Godparent advice(4 Posts)
I think that the couple you have asked already will expect there to be other Godparents.
I am a Godmother to 3 children. All of the children belong to friends. My husband is a Godfather to 1 of the children too. In all cases I have been the only friend asked and the other Godparents have all been family. I have never felt less important than any of the others because they are related, but have just felt immensely honoured to be asked to undertake such a significant role in the child's life. In response to your post I am sure that the couple you have asked will feel exactly the same pride and not consider rank order or anything like that.
My DD has 3 Godparents- 2 friends and my DH's not so 'D'brother! He has always been a bit jealous of our little unit and this has led to him being quite spiteful on occasions and arguments thereafter. We asked him to be a Godfather to try and strengthen family ties a bit and allow him to feel included, but it didn't work out like that. After a few months of the Christening he lost interest, started the nastiness again and now does not even acknowledge our DD- even if she is in the same room as him.
He has let us down greatly since he is family and perhaps rather wrongly associated with that, we did consider it would be him we could most rely to behave in the interests of our daughter. That doesn't mean to say we considered him the most 'important' Godparent but we did think he would take the role the most seriously.
The other Godparents my DD has are wonderful and she has a really special bond with them.

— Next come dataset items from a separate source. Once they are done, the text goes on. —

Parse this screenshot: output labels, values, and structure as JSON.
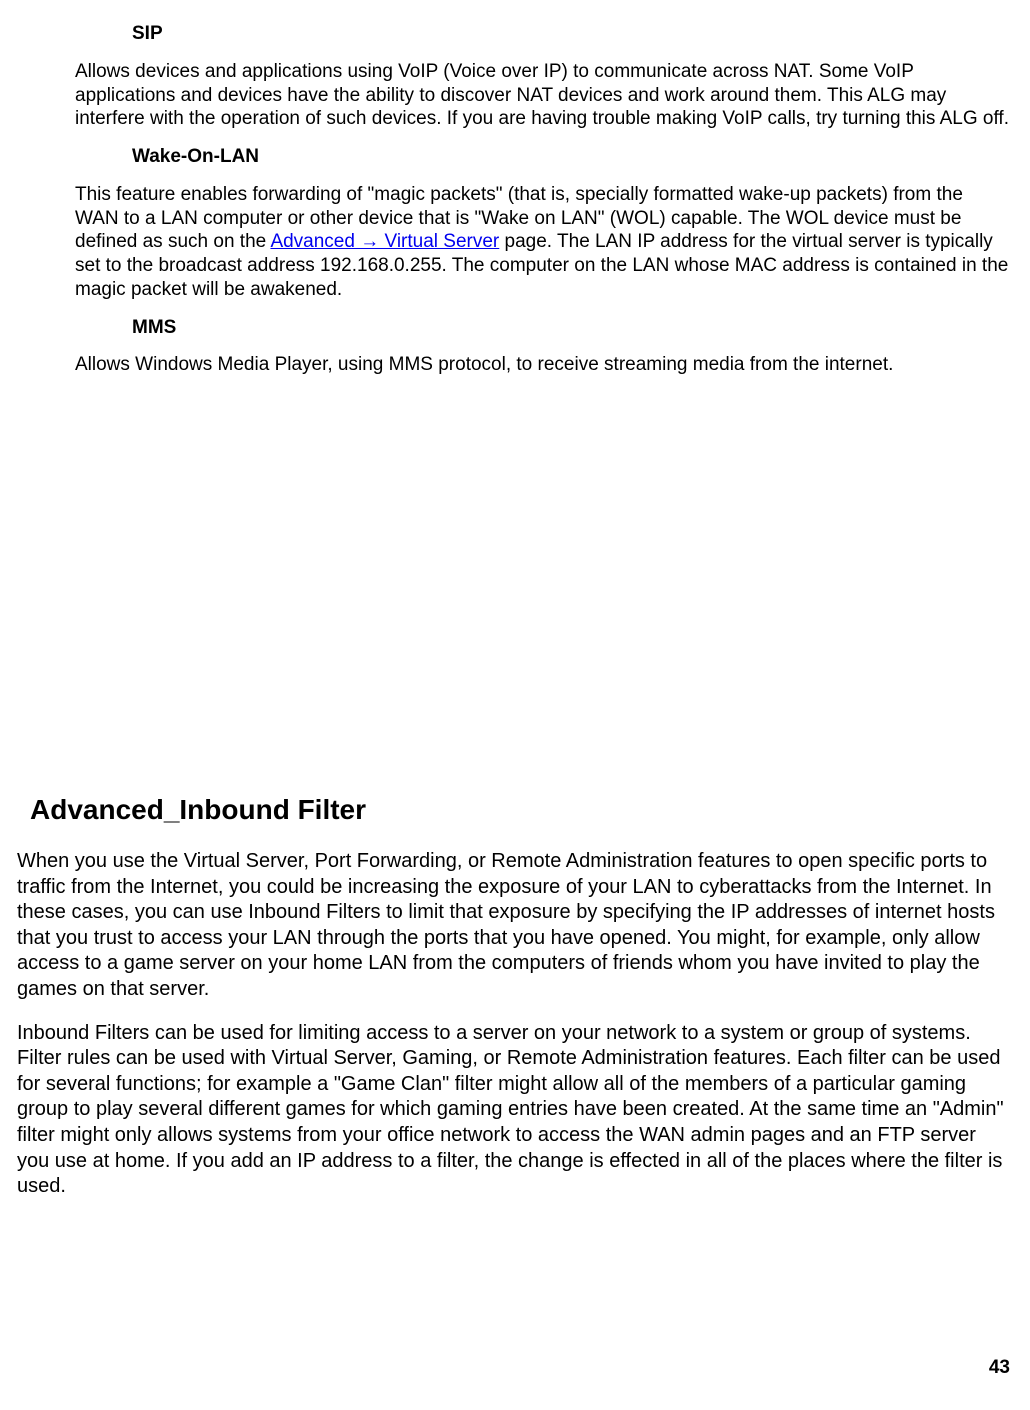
{
  "sip": {
    "title": "SIP",
    "desc": "Allows devices and applications using VoIP (Voice over IP) to communicate across NAT. Some VoIP applications and devices have the ability to discover NAT devices and work around them. This ALG may interfere with the operation of such devices. If you are having trouble making VoIP calls, try turning this ALG off."
  },
  "wol": {
    "title": "Wake-On-LAN",
    "desc_before": "This feature enables forwarding of \"magic packets\" (that is, specially formatted wake-up packets) from the WAN to a LAN computer or other device that is \"Wake on LAN\" (WOL) capable. The WOL device must be defined as such on the ",
    "link_text": "Advanced → Virtual Server",
    "desc_after": " page. The LAN IP address for the virtual server is typically set to the broadcast address 192.168.0.255. The computer on the LAN whose MAC address is contained in the magic packet will be awakened."
  },
  "mms": {
    "title": "MMS",
    "desc": "Allows Windows Media Player, using MMS protocol, to receive streaming media from the internet."
  },
  "section": {
    "title": "Advanced_Inbound Filter",
    "p1": "When you use the Virtual Server, Port Forwarding, or Remote Administration features to open specific ports to traffic from the Internet, you could be increasing the exposure of your LAN to cyberattacks from the Internet. In these cases, you can use Inbound Filters to limit that exposure by specifying the IP addresses of internet hosts that you trust to access your LAN through the ports that you have opened. You might, for example, only allow access to a game server on your home LAN from the computers of friends whom you have invited to play the games on that server.",
    "p2": "Inbound Filters can be used for limiting access to a server on your network to a system or group of systems. Filter rules can be used with Virtual Server, Gaming, or Remote Administration features. Each filter can be used for several functions; for example a \"Game Clan\" filter might allow all of the members of a particular gaming group to play several different games for which gaming entries have been created. At the same time an \"Admin\" filter might only allows systems from your office network to access the WAN admin pages and an FTP server you use at home. If you add an IP address to a filter, the change is effected in all of the places where the filter is used."
  },
  "page_number": "43"
}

Our DD has 3 male & 2 female GodParents - the extra male was more of a happy accident as he is the long term partner of my Gay friend who was chosen as DDs Godfather, he is the most religious of the group, so on the day he ended up standing at the font with his nervous boyfriend & got roped in by the Vicar - she did check with us first, as wasn't sure if it was meant to be & we agreed - IYSWIM - so he became an unexpected extra GP, but he & his partner have been totally brilliant GPs & really take the whole thing seriously
Choosing GPs is a strange one, we tried very hard to chose people who we trusted to want to always be part of DDs life - one F was a very long time friend, who worked in childcare & had 2 of her own & no health problems etc & also very spiritual, so she seemed like a really safe bet - sadly turned out not to be the case at all - She seemed thrilled to be asked, yet didn't take that much interest in DD, bar on her terms - ie we take DD to meet her etc - I always thought she was great with DCs, but she was pretty brusque with DD & DD grew up not to like her much, a couple of years back, I had a very odd fall out with her - one that with hindsight I think she orchestrated as it was just plain weird - we've never heard from her again - she's cut DD off completely, if anyone had warned me how it would turn out I would never have believed it, she out of all of them really was my top choice & safest bet
Thankfully the others have all been brilliant - & the 3rd guys wife now is DDs chosen surrogate GM
So, with us there didn't seem to be any protocol as such - I did speak with the Vicar, though she is very forward thinking & she just said the more the merrier & I let the others know too - with hindsight having more has been a real blessing
my ds has three grandparents, two men and one woman - an aunt, a cousin and a friend. I thought you were supposed to have three, 2 males and 1 female for a boy and 2 females and 1 male for a girl? We told them who we had asked/were going to ask and none of them knew each other very well (still dont)
It is OK to tell prospective godparents (after you have asked them, and they have accepted), that there will be other godparents too? We have already asked one couple, but would like to add a third godparent into the mix. Keen that all should feel equally "important".
How best to go about this, oh Mumsnetters?